2
-
Acute sinusitis
Acute viral or bacterial infection of the mucosa of one or more sinus cavities.
2
.
1
-
Anatomy review
The paranasal sinuses are air-filled cavities in the facial skeleton lined with a layer of respiratory mucosa. The maxillary, anterior ethmoid, and frontal sinuses open into the nasal cavity via the middle meatus; the posterior ethmoid sinus via the superior meatus; and the sphenoidal sinuses via their own ostia (Fig.1).
The sinuses develop progressively with age :
– ethmoid present at birth;
– maxillary sinuses appear after 3 years;
– frontal sinuses after 7 years.
2
.
2
-
Pathophysiology
Sinus infections may be :
– of nasal origin following acute rhinitis or, more rarely, barotrauma; symptom severity depends on the pathogen's virulence and the ostium's permeability; symptoms may come on abruptly or after a common cold; as the cold subsides, potential infectious agents include:
- pneumococcus;
- streptococcus;
-
haemophilus influenzae;
-
moraxella catarrhalis;
- staphylococcus.
– of dental origin following the spread of a tooth infection potentially involving anaerobic bacteria.
2
.
3
-
Acute maxillary sinusitis
This is the most common type of acute sinusitis. Typically, symptoms are worse in the evening and include throbbing pain under one eye aggravated by effort or lying down, nasal obstruction, and thick or even mucopurulent discharge sometimes streaked with blood, all on the same side of the face, as well as mild fever. Hyperalgesia and sleep-disturbing pain are signs of severe acute sinusitis ("blocked sinusitis").
Anterior rhinoscopy will show pus in the middle meatus on the painful side. Pus may also be found on posterior rhinoscopy or examination of the pharynx.
Pain provoked by palpating the sinuses has no diagnostic value.
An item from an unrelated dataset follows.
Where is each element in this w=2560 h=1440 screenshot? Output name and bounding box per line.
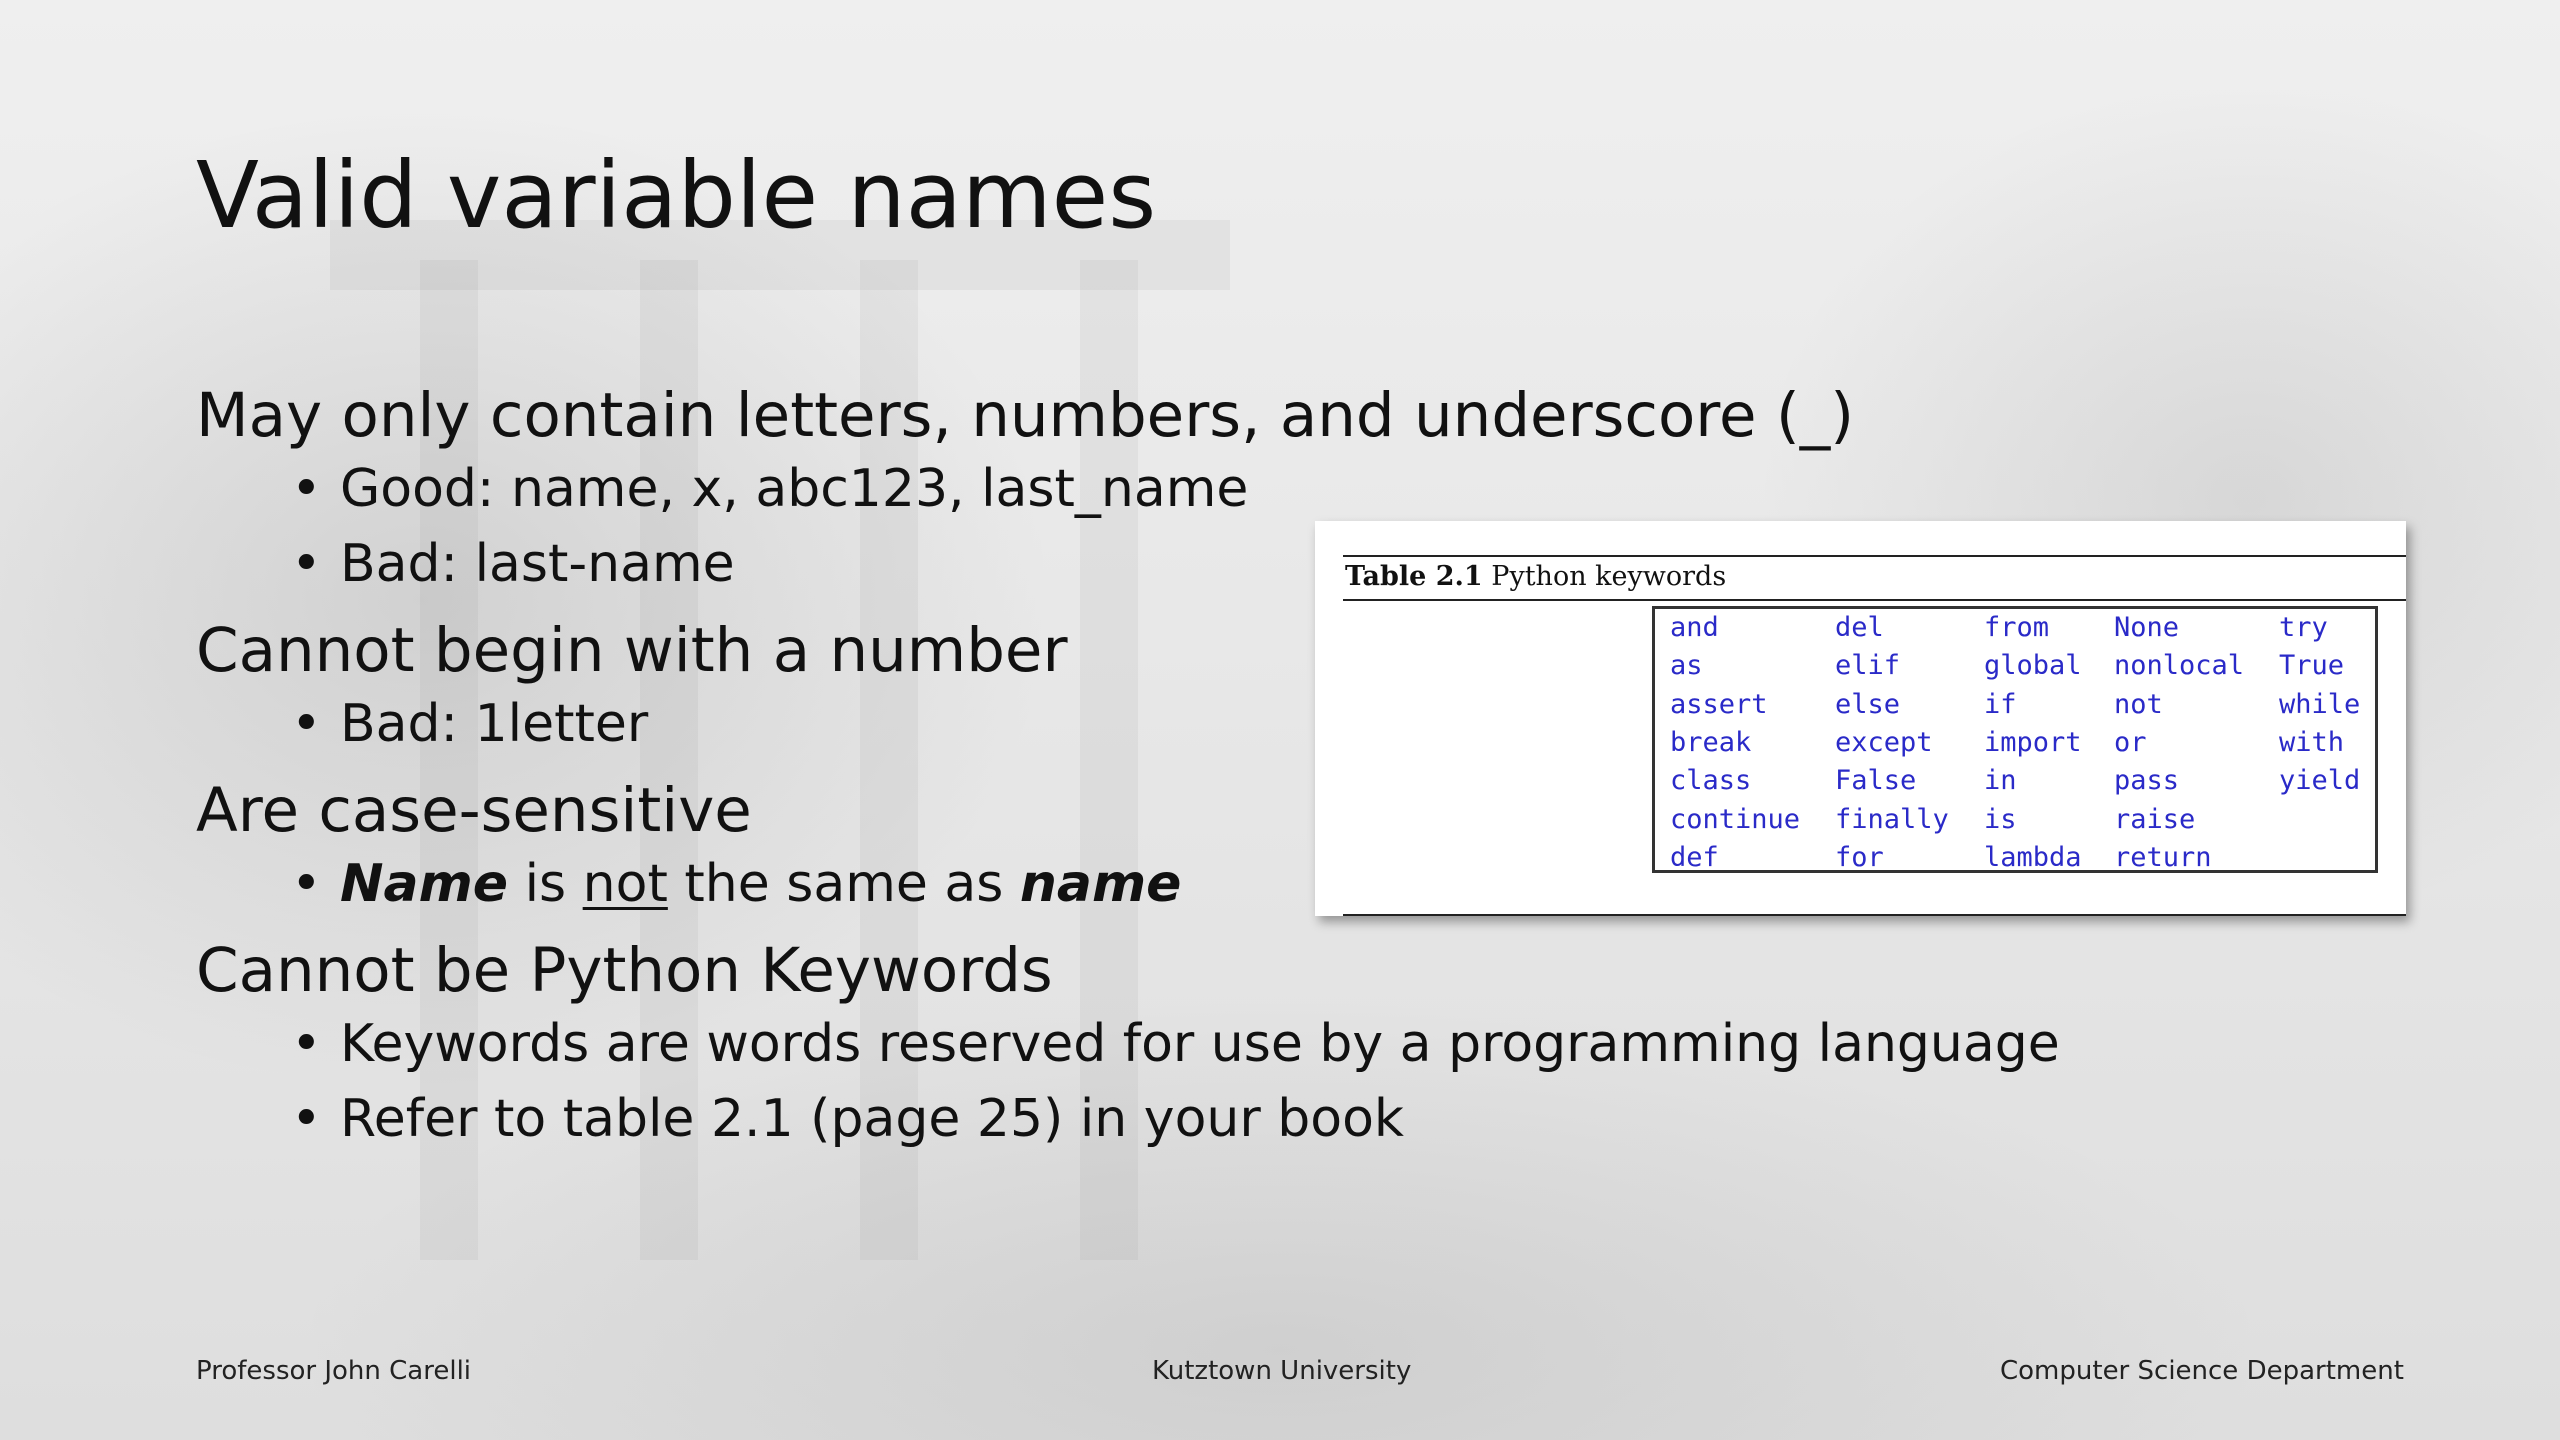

Examining physicians should search carefully for signs of rare complications involving the brain, meninges, or eyes, such as meningism, altered consciousness, exophthalmia, palpebral edema, intrinsic or extrinsic ocular motility disorders, as well as visual loss.
2
.
4
-
Diagnosis
Quite often some signs are present, while others are not, meaning that the pattern of symptoms may vary. Diagnostic criteria have been established in order to help clinicians determine whether a secondary bacterial infection has occurred, and whether antibiotics should be prescribed. The presence of a secondary bacterial infection causing purulent acute maxillary sinusitis can be argued if two of the following three major criteria are fulfilled:
– persistence or aggravation of sinus pain under the eye, with no relief despite symptomatic treatment (analgesics, antipyretics, and decongestants) taken for at least 48 hours;
– type of pain: unilateral, throbbing, worse with head forward, worst at end of day or at night;
– increase in rhinorrhea and in purulence of the discharge, which is even more significant when unilateral.
There are also some minor criteria that, in combination with the above, may corroborate a diagnosis:
– persistence of fever beyond 3 days;
– nasal obstruction, sneezing, sore throat, or cough lasting longer than a few days (during which time nasopharyngitis usually runs its course).
Standard radiology is not indicated in the face of strong clinical evidence. Computed tomography is more effective, but not indicated unless the diagnosis is in doubt, complications are suspected, or, more rarely, first-line antibiotic therapy fails (Fig.2).
In unilateral acute maxillary sinusitis without rhinitis, the dental origin hypothesis should be explored. Dental examinations are often revealing and should include appropriate radiology (panoramic and periapical X-rays).